Jika kita amati, jawaban Descartes ini rupanya didesain untuk mengantisipasi semua keraguan akan Tuhan. Jawaban ini terkesan agak sedikit doktriner. Dia bilang begini:
Tidak
bisa dikatakan bahwa ide tentang Tuhan salah secara material karena ide itu
dapat diasalkan dari ketiadaan, sebagaimana aku jelaskan tentang ide panas dan
dingin dan sejenisnya (yang tak ditemukan di realitas). Malah sebaliknya ide
tentang Tuhan justru yang paling jelas dan terpilah serta lebih objektif dari
realitas ide-ide lainnya. Tidak ada ide yang di dalamnya dan pada dirinya lebih
benar darinya dan ia juga paling tidak mungkin untuk disalahkan. Aku menegaskan
bahwa ide yang sungguh sempurna dan tak berhingga ini merupakan kebenaran di
level paling tinggi.[3]
Eksistensi Tuhan
Descartes menyatakan manusia eksis dan memiliki pengetahuan tentang Tuhan sekalipun itu bersifat bawaan. Pertanyaan berikutnya: jika manusia yang memiliki pengetahuan tentang Tuhan yang maha sempurna eksis, lantas bagaimana dengan yang maha sempurna itu sendiri, apakah ia eksis? Atau pertanyaan baliknya, jika yang maha sempurna tidak eksis, bagaimana mungkin manusia yang tak sempurna eksis?

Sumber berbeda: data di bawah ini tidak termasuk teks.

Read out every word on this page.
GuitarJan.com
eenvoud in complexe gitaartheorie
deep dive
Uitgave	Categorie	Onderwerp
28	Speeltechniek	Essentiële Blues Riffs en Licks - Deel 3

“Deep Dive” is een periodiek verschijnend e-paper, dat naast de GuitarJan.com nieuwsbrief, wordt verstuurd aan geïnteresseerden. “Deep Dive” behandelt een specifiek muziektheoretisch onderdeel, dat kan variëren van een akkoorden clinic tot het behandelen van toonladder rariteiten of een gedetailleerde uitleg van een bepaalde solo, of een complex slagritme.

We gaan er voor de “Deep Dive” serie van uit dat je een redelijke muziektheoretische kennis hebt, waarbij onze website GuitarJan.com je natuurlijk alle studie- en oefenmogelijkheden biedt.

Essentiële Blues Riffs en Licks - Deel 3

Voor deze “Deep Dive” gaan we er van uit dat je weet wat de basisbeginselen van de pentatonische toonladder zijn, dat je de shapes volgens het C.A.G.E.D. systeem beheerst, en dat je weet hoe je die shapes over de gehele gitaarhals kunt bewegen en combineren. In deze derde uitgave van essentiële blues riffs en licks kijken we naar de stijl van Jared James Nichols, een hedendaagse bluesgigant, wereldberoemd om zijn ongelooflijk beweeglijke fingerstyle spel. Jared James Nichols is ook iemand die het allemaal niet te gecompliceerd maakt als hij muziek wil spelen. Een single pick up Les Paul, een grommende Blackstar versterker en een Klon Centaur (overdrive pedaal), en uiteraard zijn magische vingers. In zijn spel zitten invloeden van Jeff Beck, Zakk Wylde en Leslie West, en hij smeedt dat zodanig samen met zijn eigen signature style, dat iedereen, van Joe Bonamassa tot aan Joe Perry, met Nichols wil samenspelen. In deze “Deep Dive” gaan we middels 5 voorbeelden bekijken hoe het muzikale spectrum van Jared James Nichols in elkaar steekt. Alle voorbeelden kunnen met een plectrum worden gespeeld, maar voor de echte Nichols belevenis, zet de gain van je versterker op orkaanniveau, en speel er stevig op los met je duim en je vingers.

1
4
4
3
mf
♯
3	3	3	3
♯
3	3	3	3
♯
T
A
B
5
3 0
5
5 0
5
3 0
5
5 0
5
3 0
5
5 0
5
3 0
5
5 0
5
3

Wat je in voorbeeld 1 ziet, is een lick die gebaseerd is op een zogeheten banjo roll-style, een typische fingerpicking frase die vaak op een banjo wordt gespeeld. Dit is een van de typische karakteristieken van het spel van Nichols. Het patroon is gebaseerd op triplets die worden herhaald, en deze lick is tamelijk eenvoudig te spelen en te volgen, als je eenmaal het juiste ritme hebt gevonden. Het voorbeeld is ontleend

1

Menjawab ini, dia mengatakan bahwa eksistensi manusia bersifat sementara, bahkan kepastian eksistensi itu diketahui setelah manusia berhubungan dengan dirinya sendiri sebagai entitas yang berpikir. Namun manusia tidak bisa mengasalkan eksistensinya dari dirinya sendiri. Karena jika eksistensi manusia bisa diasalkan dari dirinya maka atribut kesempurnaan dapat diberikan pada manusia, dengan kata lain manusia adalah Tuhan, dan itu mustahil. Maka sangat jelaslah, papar Descartes, “aku bergantung pada wujud yang lain dari diriku sendiri”.[4]
Lebih jauh dia memeriksa karakter eksistensi Tuhan. Apakah eksistensiNya karena diriNya sendiri atau yang lain. Jika berasal dari yang lain, apakah eksistensi yang lain ini berasal dari yang lain lagi, maka akan terjadi pengurutan mundur (regresi) hingga ditemukan eksistensi itu dihasilkan dari dirinya sendiri.[5]
Kesimpulan akhir Descartes soal eksistensi Tuhan adalah bahwa: Aku tak punya pilihan selain menyimpulkan bahwa satu-satunya yang nyata adalah keberadaanku dan di dalam diriku ada ide tentang wujud mahasempurna, yaitu Tuhan, yang sekaligus mendemonstrasikan dengan sangat nyata bahwa Tuhan juga eksis. Akhirnya, ide bawaan bersemayam dalam pikiran manusia karena Tuhan yang baiklah yang menyelinapkannya.